About halfway through our time on the rich coast, we went on a nine day study tour of Nicaragua. Our first few days were spent on Ometepe Island on Lake Nicaragua. This large island was made by two, still active volcanoes. Navigating the island posed much difficulty, as the area is still underdeveloped and roads were often treacherous. Despite the lack of reliable infrastructure, part of its charm was the remoteness and underdevelopment of the island. We visited farms, hiked a mountain, and studied invasive species during our stay. We then shifted to the town of Granada. This was one of the larger tourist towns in Nicaragua but was riddled by poverty and drugs. One of the great contradictions of Nicaragua, the second poorest nation in the Western Hemisphere, is its great natural beauty but poverty stricken society. Our time spent in Nicaragua heavily focused on the problems of maintaining and conserving their natural environments while having to deal with a failing economy and impoverished society. We found that the environment was often sacrificed to amend the problems of society and the economy. Despite its problems, Nicaragua was one of the most insightful parts of the entire program and I experienced unforgettable adventures.

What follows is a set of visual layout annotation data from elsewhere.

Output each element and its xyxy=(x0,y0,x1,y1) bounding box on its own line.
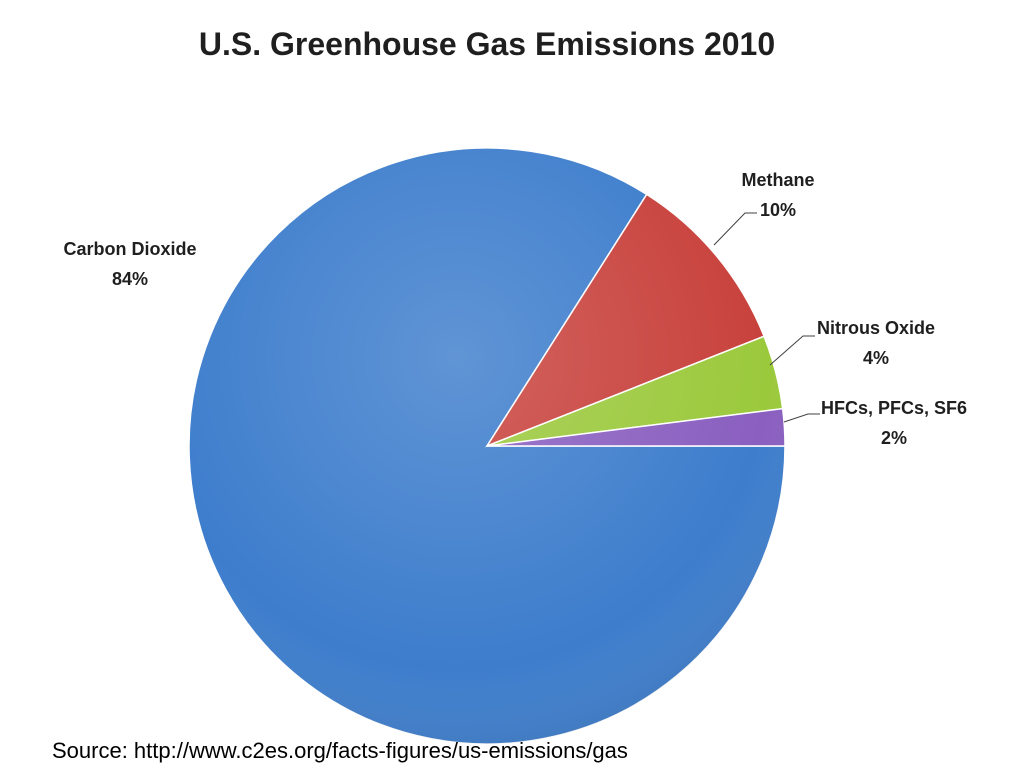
slice-label-name: Carbon Dioxide xyxy=(63,239,196,259)
chart-title: U.S. Greenhouse Gas Emissions 2010 xyxy=(199,26,775,62)
leader-line-hfcs-pfcs-sf6 xyxy=(783,413,820,423)
slice-label-name: Methane xyxy=(741,170,814,190)
slice-label-name: HFCs, PFCs, SF6 xyxy=(821,398,967,418)
pie-slices xyxy=(188,147,786,745)
slice-label-value: 4% xyxy=(863,348,889,368)
leader-line-nitrous-oxide xyxy=(769,335,815,366)
slice-label-methane: Methane 10% xyxy=(741,170,814,220)
slice-label-value: 84% xyxy=(112,269,148,289)
slice-label-value: 2% xyxy=(881,428,907,448)
slice-label-carbon-dioxide: Carbon Dioxide 84% xyxy=(63,239,196,289)
slice-label-name: Nitrous Oxide xyxy=(817,318,935,338)
slice-label-value: 10% xyxy=(760,200,796,220)
slice-label-hfcs-pfcs-sf6: HFCs, PFCs, SF6 2% xyxy=(821,398,967,448)
leader-line-methane xyxy=(713,212,757,246)
source-note: Source: http://www.c2es.org/facts-figure… xyxy=(52,738,628,763)
slice-label-nitrous-oxide: Nitrous Oxide 4% xyxy=(817,318,935,368)
pie-labels: Carbon Dioxide 84% Methane 10% Nitrous Oxide… xyxy=(63,170,967,448)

PugliaCR2.pngThe last section of the program was the directed research project. SFS has five-year research projects that are lead by each of the four professors. Each semester of students at the field station contribute to the work and progress of the projects alongside the direction of a professor. I worked with nine other students on a project with Dr. Sergio Molina focusing on the behaviors and attitudes towards the environmental issues of urbanization, waste management, and globalization. For a week we stayed in a rural town on the Pacific coast interviewing people about these different problems. We conducted interviews in Spanish and recorded our data. After the interview process, we analyzed and organized our data and each person wrote a research paper exploring a different concept of the project. We then gave a presentation on our findings. My paper was later published in the Penn State CED undergraduate research journal. To get a better understanding of the work I did during the directed research project, refer to the following link: http://agsci.psu.edu/ced-urj/2011 then click on The Relationship Between Education and Environmentalism: Support for Reorienting Environmental Education.

My experience with the School for Field Studies was one of the most valuable semesters of my academic career. The concepts that I learned at Penn State were expanded upon in Costa Rica and I had the opportunity to actually experience and apply the knowledge that I learned. I cannot express enough the gratitude I feel for having received such a great opportunity, and am forever grateful for those that made it possible.